Our teacher assigned extra credit for which we are allowed to use any source (including this website) to find the answer. This material has not been covered in class or in the book we are using. We learned Taylor series using series of real numbers but we have not covered anything remotely similar to the problem below so I have no idea how to even begin this problem.
Let i =$\sqrt{−1}$
a) Use the Taylor series centered at x=0 to prove that, for all $\theta$,
$e^{i\theta} = cos(\theta) + isin(\theta)$
b) Use above answer to prove that $[cos(\theta)+ isin(\theta)]^n = cos(n\theta)+ isin(n\theta)]$
c) We may write $[cos(\theta)+ isin(\theta)]^n = cos^n(x)(1+itan(\theta))^n$
Use the 5th order Taylor polynomial for $(1+x)^\frac{1}{3}$ with $x = itan(\theta)$ to find an estimate for $sin\left(\frac{\theta}{3}\right)$.
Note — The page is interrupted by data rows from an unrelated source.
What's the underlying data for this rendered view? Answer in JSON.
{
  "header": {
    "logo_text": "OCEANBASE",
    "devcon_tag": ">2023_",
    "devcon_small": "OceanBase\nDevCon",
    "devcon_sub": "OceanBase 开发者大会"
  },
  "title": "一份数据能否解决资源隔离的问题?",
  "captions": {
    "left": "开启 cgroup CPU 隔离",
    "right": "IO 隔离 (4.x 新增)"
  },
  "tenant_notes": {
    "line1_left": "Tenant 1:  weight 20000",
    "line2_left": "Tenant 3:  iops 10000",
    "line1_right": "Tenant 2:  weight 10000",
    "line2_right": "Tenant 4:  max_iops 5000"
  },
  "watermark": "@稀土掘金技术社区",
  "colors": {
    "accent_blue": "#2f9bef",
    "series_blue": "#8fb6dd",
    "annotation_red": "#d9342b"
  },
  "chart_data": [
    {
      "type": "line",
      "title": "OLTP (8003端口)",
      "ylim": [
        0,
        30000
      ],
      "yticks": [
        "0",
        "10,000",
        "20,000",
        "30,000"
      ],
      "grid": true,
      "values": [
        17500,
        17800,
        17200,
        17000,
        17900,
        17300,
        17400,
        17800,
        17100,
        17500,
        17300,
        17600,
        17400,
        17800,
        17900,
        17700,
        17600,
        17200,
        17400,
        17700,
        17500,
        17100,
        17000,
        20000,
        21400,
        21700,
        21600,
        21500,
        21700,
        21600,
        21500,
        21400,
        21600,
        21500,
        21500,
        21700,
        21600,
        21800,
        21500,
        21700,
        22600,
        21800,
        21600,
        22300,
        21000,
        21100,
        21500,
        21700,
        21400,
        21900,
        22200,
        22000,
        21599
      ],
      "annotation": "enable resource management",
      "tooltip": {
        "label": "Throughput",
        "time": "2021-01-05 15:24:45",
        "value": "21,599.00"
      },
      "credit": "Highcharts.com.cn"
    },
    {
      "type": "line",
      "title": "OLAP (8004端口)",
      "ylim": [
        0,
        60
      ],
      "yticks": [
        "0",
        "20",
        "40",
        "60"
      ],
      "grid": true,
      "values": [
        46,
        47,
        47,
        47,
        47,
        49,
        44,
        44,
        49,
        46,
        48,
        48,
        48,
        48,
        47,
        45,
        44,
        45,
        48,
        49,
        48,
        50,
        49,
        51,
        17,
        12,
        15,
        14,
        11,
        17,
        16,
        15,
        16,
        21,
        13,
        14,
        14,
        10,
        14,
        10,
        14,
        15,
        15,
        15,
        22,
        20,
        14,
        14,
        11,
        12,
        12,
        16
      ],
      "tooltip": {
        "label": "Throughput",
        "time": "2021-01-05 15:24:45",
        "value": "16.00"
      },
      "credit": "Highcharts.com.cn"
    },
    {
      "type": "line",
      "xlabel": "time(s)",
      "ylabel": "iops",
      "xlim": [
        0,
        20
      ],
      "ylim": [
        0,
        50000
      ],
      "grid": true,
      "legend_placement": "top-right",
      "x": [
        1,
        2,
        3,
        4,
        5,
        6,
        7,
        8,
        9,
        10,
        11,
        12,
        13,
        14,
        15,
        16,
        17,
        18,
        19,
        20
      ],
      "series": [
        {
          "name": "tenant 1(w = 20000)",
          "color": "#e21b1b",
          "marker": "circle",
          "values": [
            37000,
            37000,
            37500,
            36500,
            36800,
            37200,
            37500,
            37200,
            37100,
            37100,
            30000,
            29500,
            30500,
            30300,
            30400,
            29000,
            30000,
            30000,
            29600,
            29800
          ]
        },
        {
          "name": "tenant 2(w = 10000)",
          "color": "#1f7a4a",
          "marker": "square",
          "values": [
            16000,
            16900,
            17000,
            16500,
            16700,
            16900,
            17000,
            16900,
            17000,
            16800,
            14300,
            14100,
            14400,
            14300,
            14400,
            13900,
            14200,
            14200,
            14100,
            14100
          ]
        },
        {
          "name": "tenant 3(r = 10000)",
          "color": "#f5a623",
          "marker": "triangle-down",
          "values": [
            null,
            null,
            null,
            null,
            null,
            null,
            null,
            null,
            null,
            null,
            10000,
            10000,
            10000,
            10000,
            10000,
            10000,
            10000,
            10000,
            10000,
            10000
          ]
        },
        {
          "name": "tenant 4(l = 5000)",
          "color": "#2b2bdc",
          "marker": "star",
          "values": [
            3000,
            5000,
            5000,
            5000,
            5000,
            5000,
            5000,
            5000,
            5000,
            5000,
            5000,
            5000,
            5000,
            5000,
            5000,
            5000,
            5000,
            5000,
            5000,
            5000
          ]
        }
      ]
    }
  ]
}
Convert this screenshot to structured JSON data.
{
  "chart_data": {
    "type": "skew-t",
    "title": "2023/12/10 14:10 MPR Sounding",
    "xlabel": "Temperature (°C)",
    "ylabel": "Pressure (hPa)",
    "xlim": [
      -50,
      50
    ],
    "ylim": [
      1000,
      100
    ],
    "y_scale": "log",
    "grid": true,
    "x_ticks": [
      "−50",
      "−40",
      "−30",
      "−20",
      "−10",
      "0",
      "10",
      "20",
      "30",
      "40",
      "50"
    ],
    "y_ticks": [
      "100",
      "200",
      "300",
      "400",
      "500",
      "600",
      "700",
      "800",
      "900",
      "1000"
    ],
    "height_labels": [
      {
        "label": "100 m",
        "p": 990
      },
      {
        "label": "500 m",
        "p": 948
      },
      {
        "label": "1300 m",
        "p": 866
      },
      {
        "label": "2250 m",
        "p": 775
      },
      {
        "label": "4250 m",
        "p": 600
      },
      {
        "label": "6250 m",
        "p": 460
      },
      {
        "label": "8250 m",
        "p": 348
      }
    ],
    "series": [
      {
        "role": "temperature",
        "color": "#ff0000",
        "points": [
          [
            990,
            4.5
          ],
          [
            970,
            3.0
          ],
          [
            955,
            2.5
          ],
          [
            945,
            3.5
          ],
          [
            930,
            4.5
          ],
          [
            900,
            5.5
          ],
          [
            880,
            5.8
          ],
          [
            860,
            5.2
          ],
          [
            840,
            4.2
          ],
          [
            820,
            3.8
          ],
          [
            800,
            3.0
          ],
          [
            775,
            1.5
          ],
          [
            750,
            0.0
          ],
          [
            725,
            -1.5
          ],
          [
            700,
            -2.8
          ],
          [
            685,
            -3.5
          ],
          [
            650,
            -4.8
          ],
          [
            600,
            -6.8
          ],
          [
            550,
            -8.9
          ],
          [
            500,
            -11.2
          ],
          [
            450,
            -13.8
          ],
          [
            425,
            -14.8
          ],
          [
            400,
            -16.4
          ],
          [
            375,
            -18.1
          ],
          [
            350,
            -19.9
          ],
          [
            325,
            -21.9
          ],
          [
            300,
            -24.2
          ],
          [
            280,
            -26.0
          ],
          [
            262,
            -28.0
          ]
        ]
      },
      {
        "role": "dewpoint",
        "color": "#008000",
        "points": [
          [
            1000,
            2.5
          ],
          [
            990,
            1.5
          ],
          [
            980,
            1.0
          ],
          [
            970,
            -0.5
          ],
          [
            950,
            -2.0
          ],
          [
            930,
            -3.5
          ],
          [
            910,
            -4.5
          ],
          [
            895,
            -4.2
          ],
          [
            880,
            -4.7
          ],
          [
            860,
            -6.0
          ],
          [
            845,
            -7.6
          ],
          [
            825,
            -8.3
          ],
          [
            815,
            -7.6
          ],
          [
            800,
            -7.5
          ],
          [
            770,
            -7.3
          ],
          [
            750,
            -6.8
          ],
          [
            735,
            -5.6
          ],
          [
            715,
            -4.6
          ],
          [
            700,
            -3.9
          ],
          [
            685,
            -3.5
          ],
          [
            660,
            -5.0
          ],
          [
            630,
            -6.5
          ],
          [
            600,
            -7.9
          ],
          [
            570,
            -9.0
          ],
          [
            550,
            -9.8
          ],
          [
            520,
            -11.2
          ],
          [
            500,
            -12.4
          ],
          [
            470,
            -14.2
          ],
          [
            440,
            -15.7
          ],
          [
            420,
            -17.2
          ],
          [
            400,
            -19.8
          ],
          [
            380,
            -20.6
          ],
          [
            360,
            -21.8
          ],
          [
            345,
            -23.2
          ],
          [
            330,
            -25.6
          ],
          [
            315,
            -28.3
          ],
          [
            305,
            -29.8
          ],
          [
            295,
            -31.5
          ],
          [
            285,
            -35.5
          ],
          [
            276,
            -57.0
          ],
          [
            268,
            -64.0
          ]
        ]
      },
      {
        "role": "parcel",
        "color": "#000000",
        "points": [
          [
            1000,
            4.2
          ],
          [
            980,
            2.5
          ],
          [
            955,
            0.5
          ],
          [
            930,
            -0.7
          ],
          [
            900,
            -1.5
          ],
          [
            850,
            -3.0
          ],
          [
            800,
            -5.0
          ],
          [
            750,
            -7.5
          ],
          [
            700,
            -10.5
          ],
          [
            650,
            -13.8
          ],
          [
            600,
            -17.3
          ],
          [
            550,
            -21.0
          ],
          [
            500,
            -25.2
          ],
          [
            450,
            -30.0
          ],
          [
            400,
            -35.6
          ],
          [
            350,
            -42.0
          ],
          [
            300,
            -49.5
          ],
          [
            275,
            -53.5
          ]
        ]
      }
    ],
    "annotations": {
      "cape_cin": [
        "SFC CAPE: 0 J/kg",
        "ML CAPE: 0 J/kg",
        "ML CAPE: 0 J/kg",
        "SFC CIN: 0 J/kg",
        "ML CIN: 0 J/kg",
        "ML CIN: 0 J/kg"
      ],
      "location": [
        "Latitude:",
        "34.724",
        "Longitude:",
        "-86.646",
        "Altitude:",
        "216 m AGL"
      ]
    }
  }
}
Use this approximation to estimate the value of $sin\left(\frac{\pi}{18}\right)$.
Hint: Two complex numbers $a+bi$ and $c+di$ are equal if $a=c$ and $b=d$.
Best Answer
Take the series expansion of $e^z$, which is defined also for complex $z$ (and actually it is used to define the principal value of $e^z$, which is the usual acception for writing $e^z$). Split it into the even and odd components. $$ e^{\,z} = \sum\limits_{0\, \leqslant \,k} {\frac{{z^{\,k} }} {{k!}}} = \sum\limits_{0\, \leqslant \,k} {\left( {\frac{{z^{\,\left( {2k} \right)} }} {{\left( {2k} \right)!}} + \frac{{z^{\,\left( {2k + 1} \right)} }} {{\left( {2k + 1} \right)!}}} \right)} = \sum\limits_{0\, \leqslant \,k} {\frac{{z^{\,\left( {2k} \right)} }} {{\left( {2k} \right)!}}} + \sum\limits_{0\, \leqslant \,k} {\frac{{z^{\,\left( {2k + 1} \right)} }} {{\left( {2k + 1} \right)!}}} $$ Then putting $iy$ in place of $z$, you will notice that $$ \begin{gathered} e^{\,i\,y} = \sum\limits_{0\, \leqslant \,k} {\frac{{i^{\,\left( {2k} \right)} y^{\,\left( {2k} \right)} }} {{\left( {2k} \right)!}}} + \sum\limits_{0\, \leqslant \,k} {\frac{{i^{\,\left( {2k + 1} \right)} y^{\,\left( {2k + 1} \right)} }} {{\left( {2k + 1} \right)!}}} = \hfill \\ = \sum\limits_{0\, \leqslant \,k} {\frac{{\left( { - 1} \right)^{\,k} y^{\,\left( {2k} \right)} }} {{\left( {2k} \right)!}}} + \sum\limits_{0\, \leqslant \,k} {\frac{{\left( { - 1} \right)^{\,k} i\,y^{\,\left( {2k + 1} \right)} }} {{\left( {2k + 1} \right)!}}} = \hfill \\ = \sum\limits_{0\, \leqslant \,k} {\frac{{\left( { - 1} \right)^{\,k} y^{\,\left( {2k} \right)} }} {{\left( {2k} \right)!}}} + i\sum\limits_{0\, \leqslant \,k} {\frac{{\left( { - 1} \right)^{\,k} \,y^{\,\left( {2k + 1} \right)} }} {{\left( {2k + 1} \right)!}}} = \hfill \\ = \cos y + i\sin y \hfill \\ \end{gathered} $$